Off the beaten track is a phrase that could have been invented for several parts of Furness Peninsula. From Walney Island, part of Barrow in Furness but separated from the mainland by Walney Channel and a smattering of unspoilt yet tiny Lakelands villages to tourist attractions such as Gleaston Water Mill – an out of the way working water mill restored decades ago and well worth a visit. These are places where you really do feel in the middle of nowhere where wild coastlines, ancient mills and the well-known ruins of Furness Abbey make it a great place to live.

There are towns like Barrow to choose from as well as nearby Dalton in Furness, bustling Ulverston where community life is busy and a whole host of hamlets and villages offering properties for most tastes and budgets. Step into glorious isolation on the likes of Roa Island which, despite have a very small population of around 100 people, still sustains a yacht club and a hidden gem of a café, Bosun’s Locker as well as an interesting history, including the former home of Furness industrialist William Schneider who built Villa Marina as a holiday retreat.

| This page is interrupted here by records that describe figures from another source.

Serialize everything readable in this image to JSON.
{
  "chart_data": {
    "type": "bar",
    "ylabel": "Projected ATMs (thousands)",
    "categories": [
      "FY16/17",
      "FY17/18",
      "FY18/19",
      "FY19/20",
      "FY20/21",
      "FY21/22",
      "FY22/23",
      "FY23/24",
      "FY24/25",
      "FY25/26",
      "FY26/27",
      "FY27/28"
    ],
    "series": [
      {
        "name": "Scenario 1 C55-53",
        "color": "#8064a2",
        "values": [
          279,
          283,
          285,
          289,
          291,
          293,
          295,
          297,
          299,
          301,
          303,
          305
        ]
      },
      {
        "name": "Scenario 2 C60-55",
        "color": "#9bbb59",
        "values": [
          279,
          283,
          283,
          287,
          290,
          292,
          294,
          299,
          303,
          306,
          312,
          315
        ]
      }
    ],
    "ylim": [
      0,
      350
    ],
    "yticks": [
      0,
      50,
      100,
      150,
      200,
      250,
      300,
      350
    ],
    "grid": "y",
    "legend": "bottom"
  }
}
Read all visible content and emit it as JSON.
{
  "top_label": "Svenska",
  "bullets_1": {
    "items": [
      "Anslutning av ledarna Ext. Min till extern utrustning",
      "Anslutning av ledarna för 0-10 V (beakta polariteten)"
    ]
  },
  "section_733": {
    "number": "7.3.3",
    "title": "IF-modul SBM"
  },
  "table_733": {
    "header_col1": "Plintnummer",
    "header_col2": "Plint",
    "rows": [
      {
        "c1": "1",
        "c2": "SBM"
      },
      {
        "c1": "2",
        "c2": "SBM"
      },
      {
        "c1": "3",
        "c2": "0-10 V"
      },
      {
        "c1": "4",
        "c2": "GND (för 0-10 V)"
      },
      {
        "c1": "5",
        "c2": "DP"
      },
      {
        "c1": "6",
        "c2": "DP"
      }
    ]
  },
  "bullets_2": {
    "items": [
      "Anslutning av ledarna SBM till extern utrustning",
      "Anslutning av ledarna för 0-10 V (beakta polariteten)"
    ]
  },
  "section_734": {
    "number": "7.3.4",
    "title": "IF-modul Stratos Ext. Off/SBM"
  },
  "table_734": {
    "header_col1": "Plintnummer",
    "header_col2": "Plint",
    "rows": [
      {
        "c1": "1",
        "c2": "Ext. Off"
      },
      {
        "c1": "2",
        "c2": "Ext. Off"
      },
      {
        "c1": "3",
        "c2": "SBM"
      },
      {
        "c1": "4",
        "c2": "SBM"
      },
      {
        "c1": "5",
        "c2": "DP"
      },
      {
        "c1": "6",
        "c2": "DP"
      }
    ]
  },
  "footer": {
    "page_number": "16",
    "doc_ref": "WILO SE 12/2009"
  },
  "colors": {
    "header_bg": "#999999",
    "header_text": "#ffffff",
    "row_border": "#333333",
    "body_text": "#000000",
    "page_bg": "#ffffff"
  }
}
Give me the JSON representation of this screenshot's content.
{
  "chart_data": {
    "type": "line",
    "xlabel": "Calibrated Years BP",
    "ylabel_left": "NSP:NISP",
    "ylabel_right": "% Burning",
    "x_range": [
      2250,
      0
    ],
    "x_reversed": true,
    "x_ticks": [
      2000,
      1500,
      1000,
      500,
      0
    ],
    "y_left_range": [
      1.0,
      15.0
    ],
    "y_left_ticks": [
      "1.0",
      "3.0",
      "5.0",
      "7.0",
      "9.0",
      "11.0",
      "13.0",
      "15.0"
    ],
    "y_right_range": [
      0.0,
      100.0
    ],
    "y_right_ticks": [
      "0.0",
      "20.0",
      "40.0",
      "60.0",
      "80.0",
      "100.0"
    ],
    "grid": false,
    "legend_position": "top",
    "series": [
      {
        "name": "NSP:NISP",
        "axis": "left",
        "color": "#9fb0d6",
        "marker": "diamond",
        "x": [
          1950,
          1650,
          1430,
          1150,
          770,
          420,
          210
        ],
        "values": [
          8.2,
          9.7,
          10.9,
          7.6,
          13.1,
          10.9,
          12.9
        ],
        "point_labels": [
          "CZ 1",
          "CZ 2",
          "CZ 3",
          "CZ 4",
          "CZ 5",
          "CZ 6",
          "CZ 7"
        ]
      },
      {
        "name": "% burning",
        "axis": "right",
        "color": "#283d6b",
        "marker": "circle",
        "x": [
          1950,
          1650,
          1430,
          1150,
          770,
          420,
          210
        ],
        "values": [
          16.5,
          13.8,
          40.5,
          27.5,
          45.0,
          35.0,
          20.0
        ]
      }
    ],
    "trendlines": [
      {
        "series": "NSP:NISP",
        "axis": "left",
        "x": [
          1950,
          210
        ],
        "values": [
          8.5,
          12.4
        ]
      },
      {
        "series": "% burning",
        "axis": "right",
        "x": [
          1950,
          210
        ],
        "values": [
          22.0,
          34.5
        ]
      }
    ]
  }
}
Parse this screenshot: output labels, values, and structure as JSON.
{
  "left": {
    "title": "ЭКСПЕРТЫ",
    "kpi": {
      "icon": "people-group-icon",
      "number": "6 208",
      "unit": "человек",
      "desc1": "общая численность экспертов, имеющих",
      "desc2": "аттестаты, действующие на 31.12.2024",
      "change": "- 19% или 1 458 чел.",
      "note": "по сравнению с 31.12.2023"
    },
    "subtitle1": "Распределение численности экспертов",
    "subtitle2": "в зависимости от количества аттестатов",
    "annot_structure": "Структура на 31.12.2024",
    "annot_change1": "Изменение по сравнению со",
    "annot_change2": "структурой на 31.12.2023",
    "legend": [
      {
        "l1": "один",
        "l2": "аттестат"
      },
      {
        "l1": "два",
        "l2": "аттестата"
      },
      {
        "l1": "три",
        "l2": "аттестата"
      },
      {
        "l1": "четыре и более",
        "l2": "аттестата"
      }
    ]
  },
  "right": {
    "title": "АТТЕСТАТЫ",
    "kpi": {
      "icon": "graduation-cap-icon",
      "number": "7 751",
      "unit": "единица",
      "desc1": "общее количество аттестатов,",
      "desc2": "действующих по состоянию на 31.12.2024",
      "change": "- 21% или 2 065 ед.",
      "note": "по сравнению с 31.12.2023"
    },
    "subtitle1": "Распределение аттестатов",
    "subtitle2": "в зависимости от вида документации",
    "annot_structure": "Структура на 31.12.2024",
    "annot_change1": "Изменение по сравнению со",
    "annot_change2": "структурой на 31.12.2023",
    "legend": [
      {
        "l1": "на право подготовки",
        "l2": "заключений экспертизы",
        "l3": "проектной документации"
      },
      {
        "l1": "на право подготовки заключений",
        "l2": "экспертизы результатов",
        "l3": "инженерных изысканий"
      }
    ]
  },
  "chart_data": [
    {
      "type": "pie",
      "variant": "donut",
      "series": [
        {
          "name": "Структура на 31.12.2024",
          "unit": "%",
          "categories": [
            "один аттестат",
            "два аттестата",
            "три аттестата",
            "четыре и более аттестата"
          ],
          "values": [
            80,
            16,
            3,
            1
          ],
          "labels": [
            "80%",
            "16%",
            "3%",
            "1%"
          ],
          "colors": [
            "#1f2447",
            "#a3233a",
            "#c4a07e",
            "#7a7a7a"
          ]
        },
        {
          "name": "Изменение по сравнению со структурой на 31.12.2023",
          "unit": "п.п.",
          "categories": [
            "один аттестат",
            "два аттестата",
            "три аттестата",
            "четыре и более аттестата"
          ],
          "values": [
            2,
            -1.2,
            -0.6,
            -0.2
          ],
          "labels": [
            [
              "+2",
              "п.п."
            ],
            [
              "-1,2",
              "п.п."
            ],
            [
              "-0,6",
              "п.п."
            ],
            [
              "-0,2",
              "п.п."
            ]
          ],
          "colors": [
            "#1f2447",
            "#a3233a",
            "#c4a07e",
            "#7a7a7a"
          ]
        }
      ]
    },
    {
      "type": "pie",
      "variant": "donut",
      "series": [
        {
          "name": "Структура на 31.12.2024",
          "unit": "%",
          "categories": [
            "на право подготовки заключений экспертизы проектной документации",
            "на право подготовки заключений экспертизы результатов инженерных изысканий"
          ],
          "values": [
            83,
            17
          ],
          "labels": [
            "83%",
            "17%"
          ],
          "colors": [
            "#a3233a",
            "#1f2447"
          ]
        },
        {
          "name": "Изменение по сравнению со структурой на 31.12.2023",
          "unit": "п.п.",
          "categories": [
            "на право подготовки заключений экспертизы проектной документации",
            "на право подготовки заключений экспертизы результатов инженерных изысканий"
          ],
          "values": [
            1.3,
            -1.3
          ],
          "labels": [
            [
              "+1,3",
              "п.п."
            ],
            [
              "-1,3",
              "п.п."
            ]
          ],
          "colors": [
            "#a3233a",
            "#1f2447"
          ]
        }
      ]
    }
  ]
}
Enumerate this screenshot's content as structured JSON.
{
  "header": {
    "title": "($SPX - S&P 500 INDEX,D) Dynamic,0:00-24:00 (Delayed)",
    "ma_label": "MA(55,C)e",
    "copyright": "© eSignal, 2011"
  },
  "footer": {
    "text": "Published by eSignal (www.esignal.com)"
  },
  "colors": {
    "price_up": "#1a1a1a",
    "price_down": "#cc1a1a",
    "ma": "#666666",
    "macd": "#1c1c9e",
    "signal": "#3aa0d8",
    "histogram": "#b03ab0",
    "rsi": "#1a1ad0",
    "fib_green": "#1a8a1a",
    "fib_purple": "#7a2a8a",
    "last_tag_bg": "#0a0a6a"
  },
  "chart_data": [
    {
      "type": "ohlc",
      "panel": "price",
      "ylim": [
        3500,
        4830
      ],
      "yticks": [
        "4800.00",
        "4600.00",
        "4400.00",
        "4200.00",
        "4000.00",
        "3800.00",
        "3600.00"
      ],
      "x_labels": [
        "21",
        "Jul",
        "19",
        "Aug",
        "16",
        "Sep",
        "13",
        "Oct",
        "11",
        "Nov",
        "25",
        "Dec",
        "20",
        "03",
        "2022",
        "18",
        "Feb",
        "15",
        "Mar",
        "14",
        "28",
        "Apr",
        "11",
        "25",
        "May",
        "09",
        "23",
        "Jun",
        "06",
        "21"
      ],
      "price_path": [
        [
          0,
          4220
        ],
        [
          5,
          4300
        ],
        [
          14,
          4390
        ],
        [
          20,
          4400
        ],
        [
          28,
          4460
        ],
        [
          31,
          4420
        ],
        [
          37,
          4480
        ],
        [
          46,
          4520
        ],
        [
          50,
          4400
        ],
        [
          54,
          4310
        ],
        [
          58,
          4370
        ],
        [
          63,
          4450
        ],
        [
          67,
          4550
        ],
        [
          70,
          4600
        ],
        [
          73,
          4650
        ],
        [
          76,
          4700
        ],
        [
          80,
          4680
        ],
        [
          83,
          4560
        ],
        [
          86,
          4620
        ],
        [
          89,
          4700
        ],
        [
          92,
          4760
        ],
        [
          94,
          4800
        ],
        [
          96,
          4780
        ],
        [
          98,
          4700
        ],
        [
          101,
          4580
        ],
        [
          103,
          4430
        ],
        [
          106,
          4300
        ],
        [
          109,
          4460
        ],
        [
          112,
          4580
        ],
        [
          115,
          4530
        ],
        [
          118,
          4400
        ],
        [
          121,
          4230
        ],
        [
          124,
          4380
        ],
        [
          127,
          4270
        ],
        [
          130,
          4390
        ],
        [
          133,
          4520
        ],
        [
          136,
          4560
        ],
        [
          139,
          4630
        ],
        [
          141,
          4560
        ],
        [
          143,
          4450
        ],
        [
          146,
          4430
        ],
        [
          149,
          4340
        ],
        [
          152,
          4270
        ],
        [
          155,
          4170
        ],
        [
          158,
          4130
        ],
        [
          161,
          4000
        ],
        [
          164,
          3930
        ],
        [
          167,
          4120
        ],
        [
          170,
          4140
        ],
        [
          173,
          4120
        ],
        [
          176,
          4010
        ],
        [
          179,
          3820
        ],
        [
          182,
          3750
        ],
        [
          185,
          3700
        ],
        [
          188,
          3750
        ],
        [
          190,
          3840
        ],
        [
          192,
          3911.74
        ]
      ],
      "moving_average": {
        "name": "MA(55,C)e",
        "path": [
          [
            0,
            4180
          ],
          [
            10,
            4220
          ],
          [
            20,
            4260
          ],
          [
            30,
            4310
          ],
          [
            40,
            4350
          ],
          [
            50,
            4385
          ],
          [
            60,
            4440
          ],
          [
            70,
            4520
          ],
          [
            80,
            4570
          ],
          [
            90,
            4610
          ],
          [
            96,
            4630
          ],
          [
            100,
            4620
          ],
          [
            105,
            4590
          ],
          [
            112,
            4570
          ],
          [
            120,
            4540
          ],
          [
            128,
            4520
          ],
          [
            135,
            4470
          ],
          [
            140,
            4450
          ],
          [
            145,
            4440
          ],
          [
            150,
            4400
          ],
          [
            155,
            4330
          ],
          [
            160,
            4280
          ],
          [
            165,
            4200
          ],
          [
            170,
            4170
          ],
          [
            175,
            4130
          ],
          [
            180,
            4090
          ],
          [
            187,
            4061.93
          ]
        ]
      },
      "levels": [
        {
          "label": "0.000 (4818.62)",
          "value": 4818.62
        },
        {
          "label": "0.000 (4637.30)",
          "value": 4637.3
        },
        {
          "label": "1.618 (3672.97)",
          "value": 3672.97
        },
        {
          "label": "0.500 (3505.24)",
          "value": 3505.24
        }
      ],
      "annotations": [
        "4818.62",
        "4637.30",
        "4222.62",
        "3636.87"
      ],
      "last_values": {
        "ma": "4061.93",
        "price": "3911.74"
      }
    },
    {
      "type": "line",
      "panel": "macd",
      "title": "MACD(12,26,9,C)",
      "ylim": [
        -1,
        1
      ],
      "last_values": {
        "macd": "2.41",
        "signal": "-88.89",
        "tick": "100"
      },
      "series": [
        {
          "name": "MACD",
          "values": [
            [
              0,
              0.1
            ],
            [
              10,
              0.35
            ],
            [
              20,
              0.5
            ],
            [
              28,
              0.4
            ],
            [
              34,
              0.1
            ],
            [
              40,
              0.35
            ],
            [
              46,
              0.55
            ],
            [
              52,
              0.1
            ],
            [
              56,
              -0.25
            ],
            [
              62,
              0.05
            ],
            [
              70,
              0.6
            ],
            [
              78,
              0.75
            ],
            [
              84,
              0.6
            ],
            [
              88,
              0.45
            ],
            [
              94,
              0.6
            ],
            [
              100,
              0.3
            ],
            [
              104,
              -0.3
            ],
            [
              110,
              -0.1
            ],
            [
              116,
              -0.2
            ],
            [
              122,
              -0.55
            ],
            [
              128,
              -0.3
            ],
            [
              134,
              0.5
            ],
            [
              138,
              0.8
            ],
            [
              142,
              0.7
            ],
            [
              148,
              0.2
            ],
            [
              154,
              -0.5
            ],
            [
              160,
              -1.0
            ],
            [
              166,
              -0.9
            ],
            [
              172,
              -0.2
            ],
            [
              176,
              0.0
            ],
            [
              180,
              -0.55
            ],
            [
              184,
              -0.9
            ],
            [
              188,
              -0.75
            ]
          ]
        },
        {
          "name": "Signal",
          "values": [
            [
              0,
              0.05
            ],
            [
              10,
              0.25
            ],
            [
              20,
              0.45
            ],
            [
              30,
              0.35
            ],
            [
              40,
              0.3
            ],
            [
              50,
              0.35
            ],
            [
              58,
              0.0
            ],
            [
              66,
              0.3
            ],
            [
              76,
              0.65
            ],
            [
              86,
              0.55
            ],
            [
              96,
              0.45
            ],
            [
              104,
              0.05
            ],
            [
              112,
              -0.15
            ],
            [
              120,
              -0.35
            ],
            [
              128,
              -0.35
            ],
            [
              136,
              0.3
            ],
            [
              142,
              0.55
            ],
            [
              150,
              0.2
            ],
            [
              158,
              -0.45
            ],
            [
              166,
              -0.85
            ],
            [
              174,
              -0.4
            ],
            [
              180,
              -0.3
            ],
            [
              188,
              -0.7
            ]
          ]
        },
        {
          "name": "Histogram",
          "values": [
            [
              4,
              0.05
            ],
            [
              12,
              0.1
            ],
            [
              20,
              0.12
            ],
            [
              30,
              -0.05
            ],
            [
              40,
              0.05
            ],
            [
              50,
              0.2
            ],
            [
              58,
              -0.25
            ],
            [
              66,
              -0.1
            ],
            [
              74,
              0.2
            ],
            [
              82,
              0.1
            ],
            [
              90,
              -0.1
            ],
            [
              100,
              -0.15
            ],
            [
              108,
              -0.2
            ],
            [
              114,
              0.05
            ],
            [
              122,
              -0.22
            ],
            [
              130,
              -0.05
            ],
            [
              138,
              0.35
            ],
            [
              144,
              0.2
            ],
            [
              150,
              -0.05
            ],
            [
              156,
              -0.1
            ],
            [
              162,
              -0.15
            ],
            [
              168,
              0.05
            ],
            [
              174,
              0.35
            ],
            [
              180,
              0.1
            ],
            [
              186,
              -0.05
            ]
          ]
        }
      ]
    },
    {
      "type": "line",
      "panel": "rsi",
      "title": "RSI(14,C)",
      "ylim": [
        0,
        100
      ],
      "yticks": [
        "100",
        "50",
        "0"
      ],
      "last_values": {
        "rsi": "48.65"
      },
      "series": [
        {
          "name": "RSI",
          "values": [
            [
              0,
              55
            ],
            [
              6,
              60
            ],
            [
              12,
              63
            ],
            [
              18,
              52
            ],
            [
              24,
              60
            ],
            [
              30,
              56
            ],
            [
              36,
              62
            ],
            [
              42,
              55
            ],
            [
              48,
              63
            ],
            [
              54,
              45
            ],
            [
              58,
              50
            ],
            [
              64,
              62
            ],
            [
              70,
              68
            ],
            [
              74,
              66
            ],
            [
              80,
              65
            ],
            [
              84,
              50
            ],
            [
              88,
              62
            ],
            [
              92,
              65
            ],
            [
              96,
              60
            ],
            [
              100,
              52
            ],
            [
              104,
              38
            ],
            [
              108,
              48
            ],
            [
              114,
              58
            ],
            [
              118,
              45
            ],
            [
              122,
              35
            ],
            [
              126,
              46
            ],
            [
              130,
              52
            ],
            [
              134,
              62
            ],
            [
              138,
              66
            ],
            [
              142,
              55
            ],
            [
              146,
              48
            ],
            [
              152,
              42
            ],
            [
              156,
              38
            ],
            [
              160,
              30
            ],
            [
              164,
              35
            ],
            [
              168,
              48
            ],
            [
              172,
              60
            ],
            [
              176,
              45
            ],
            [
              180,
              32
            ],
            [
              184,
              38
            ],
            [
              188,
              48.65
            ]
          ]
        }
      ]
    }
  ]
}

While property prices are rising, it's a great option for an area where, in places like Barrow In Furness, you can get more for your money while still being a stone’s throw from the Lake District National Park. Average prices in the town, on the tip of the peninsula, for a terraced home are £118,000, semi-detached homes were £212,000 and detached £346,000.

Great British Life: Roa island (c) Getty ImagesRoa island (c) Getty Images

A place to explore

The geography of this corner of our region make it an interesting place to discover. In Barrow, head to the Dock Museum where you can learn about its history from cave finds to its shipbuilding traditions. Cross the bridge to Walney Island and you’ll find two wildlife reserves. South Walney is home to the only grey seal colony in the region. With stunning views across Morecambe bay, this shingle

island reserve is full of interest and a fantastic place for bird watching. North Walney’s reserve covers an area which has been used since prehistoric times. The reserve’s 350-acres exhibit a great variety of habitats, including sand dunes, heath, salt marsh, sandy beach, shingle and scrub, which combine to make it a nationally important wildlife site.

Head away from Walney and Barrow-in Furness to Furness Abbey, an English Heritage site also supported by a small, volunteer charity, the Furness Abbey Fellowship, who help promote its history. The abbey was founded in 1123 by Stephen, later King of England and the abbey was the second richest Cistercian monastery in England.

In Dalton-in-Furness, you can spot the 14th-century Pele Tower, known as Dalton Castle, built as a place of refuge for monks from Furness Abbey against Scottish raiders.

Great British Life: Laurel and Hardy statue in UlverstonLaurel and Hardy statue in Ulverston (Image: Kirsty Thompson)

Head to Ulverston

This busy market town is a gem on the peninsula where you can stroll through cobbled streets taking in its history. There is a thriving festival and events calendar in the town and this month the Ulverston Lantern Festival will take place. Being held on September 16th, four ‘rivers of lights’ processions of people holding self-made lanterns converge at County Square in the evening – a real visual spectacle. 

Birthplace to Stan Laurel, it is also home to the Laurel and Hardy Museum – the only one in the world. A little out of town is Hoad Monument built to honour Sir John Barrow, a founder member of the Royal Geographical Society and explorer. You can climb to the stop for panoramic views of Morecambe Bay and the nearby fells – it is open to the public if the flag is flying.

Ulverston is also the starting point of the more than 70-mile Cumbria Way, a typically five day hike from Ulverston to Carlisle where your efforts are rewarded with views of some of the most beautiful landscapes the Lake District has to offer.